Abbiamo conosciuto Francesco Carfagna tanti anni fa quando muoveva i primi passi come vignaiolo, innamorato di questa piccola isola che non ha più voluto abbandonare da una vacanza di fine anni Ottanta. Qui ha messo su famiglia con Gabriella (in vacanza al mare anche lei) e ha recuperato con un lavoro di anni vecchie vigne abbandonate su piccoli terrazzamenti e muretti a secco in luoghi dove ogni operazione in vigna come in cantina non può che essere manuale. La sua Ansonaca è un piccolo inno alla millenaria civiltà mediterranea, e continua anno dopo anno ad affascinarci.

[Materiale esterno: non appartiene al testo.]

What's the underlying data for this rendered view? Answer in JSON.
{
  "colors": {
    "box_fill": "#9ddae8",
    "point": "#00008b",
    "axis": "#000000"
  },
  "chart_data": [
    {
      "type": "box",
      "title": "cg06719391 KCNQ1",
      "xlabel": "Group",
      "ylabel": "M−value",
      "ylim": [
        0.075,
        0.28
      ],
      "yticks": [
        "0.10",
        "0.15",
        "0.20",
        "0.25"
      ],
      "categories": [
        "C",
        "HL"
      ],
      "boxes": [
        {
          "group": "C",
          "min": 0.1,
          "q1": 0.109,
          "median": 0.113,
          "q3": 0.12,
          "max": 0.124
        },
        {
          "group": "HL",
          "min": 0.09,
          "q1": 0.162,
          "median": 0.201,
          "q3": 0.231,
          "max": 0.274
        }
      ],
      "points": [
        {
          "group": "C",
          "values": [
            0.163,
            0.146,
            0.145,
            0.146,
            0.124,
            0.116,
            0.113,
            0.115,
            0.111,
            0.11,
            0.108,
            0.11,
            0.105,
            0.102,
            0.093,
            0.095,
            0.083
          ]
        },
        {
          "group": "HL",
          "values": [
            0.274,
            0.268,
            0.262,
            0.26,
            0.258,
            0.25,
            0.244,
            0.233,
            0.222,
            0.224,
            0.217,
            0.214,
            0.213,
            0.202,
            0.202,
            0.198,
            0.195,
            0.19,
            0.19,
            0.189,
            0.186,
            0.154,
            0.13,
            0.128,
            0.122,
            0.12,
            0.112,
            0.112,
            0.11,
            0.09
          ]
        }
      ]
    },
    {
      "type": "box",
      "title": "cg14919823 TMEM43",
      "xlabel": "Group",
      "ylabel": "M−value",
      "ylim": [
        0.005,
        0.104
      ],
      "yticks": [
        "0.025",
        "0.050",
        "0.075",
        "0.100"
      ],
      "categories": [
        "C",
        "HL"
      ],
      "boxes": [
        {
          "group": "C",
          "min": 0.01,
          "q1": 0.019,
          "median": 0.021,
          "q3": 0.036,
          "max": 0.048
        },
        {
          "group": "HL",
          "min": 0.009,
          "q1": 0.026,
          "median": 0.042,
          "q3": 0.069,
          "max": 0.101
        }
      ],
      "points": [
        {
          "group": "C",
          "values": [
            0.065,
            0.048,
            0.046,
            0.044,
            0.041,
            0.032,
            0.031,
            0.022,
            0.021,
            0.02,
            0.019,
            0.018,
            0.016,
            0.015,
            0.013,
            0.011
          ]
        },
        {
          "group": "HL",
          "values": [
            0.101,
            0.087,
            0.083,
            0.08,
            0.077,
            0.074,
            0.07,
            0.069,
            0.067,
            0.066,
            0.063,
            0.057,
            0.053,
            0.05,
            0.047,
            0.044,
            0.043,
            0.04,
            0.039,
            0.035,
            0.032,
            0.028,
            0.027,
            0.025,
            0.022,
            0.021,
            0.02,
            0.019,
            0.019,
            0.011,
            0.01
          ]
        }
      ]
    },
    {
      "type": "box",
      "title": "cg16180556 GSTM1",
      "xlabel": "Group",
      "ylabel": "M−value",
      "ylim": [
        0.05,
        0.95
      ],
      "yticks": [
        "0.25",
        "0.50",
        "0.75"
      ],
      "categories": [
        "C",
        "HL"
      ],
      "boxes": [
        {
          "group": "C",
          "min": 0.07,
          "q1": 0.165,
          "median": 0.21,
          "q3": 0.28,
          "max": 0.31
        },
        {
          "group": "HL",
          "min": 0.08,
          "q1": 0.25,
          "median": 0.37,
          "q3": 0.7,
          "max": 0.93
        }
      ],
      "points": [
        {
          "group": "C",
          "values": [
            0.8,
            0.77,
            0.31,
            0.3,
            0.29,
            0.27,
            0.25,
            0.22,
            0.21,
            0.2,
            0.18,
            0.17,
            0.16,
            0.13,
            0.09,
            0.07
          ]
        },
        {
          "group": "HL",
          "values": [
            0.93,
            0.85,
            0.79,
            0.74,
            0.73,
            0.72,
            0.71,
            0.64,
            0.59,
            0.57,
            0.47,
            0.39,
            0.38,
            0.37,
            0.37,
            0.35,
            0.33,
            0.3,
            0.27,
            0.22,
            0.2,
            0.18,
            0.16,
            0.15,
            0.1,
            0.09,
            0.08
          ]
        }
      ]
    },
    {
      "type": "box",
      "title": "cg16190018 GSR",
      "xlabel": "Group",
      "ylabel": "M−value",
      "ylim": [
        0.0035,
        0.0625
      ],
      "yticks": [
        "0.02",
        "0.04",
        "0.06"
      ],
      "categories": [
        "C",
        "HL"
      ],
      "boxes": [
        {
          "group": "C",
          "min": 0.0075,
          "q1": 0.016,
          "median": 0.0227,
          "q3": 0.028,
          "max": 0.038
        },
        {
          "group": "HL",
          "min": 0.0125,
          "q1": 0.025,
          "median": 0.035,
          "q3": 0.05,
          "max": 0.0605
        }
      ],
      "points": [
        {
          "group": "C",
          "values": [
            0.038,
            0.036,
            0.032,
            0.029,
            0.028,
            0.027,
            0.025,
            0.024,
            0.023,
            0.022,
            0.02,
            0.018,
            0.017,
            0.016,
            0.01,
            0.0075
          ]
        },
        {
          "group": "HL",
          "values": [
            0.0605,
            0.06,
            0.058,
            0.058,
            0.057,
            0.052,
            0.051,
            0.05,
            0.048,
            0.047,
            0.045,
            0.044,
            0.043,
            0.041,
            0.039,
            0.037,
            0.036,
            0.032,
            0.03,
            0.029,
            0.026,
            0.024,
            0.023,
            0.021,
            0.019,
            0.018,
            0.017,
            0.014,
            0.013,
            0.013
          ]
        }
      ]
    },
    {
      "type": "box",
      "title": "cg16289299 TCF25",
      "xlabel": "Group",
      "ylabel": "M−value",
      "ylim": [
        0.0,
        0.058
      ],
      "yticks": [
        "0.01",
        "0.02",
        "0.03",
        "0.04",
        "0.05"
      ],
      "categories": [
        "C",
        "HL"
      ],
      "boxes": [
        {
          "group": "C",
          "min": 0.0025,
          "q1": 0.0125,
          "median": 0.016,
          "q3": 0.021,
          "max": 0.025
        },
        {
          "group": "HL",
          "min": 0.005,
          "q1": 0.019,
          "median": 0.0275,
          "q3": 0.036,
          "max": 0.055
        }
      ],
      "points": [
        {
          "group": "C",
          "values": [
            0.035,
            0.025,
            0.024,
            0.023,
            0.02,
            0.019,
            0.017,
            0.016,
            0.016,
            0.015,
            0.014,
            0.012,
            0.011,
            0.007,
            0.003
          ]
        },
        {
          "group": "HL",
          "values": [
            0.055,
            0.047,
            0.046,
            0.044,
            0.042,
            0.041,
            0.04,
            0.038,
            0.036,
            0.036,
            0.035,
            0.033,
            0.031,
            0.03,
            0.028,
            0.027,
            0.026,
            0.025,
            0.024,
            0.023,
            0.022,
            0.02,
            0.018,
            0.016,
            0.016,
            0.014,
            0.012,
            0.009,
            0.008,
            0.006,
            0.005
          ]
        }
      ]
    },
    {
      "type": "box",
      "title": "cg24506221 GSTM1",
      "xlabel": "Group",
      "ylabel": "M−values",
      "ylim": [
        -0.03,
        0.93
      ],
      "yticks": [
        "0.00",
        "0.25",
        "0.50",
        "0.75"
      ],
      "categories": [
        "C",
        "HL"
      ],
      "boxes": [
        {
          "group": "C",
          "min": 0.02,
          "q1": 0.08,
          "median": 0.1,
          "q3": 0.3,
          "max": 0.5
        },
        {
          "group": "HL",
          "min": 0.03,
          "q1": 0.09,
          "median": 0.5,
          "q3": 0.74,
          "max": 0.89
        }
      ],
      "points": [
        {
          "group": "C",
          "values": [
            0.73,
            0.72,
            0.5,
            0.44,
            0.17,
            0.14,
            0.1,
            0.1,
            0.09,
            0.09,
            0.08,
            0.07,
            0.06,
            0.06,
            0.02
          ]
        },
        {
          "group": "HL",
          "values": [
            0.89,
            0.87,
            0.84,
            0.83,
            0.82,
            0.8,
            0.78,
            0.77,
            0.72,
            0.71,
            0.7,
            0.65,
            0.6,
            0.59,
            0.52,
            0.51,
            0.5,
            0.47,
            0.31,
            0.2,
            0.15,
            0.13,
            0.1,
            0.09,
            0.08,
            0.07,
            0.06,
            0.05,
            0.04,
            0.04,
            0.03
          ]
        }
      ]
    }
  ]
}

La bella cooperativa di Guardia Sanframodi nell’ultimo decennio ha compiuto un percorso di qualità che ha pochi eguali in Italia, soprattutto considerando che i suoi soci oggi sono 1000 e l’estensione vitata è di 1500 ettari. Grazie ad un management di alto livello e appassionato, i suoi vini sono oggi tra le più belle espressioni dell’enologia campana e non solo. Con straordinaria soddisfazione dei suoi viticoltori e dei consumatori che in tutto il mondo apprezzano le sue etichette.
Essere un magnate con grandi disponibilità economiche da solo non basta per fare grandi vini. Alejandro Bulgheroni è un personaggio che il vino lo ama e lo conosce fino in fondo, come ha dimostrato dando vita a cantine di pregio nelle più belle zone vinicole del mondo. In Italia, anzi in Toscana, sono cinque, e non sapremmo dirvi quale è in cima alle nostre preferenze. Management e tecnici di altissimo livello, terroir d’elezione e una gamma di vini straordinariamente curata ne fanno per noi la Cantina dell’Anno per questa edizione della Guida. Bravo!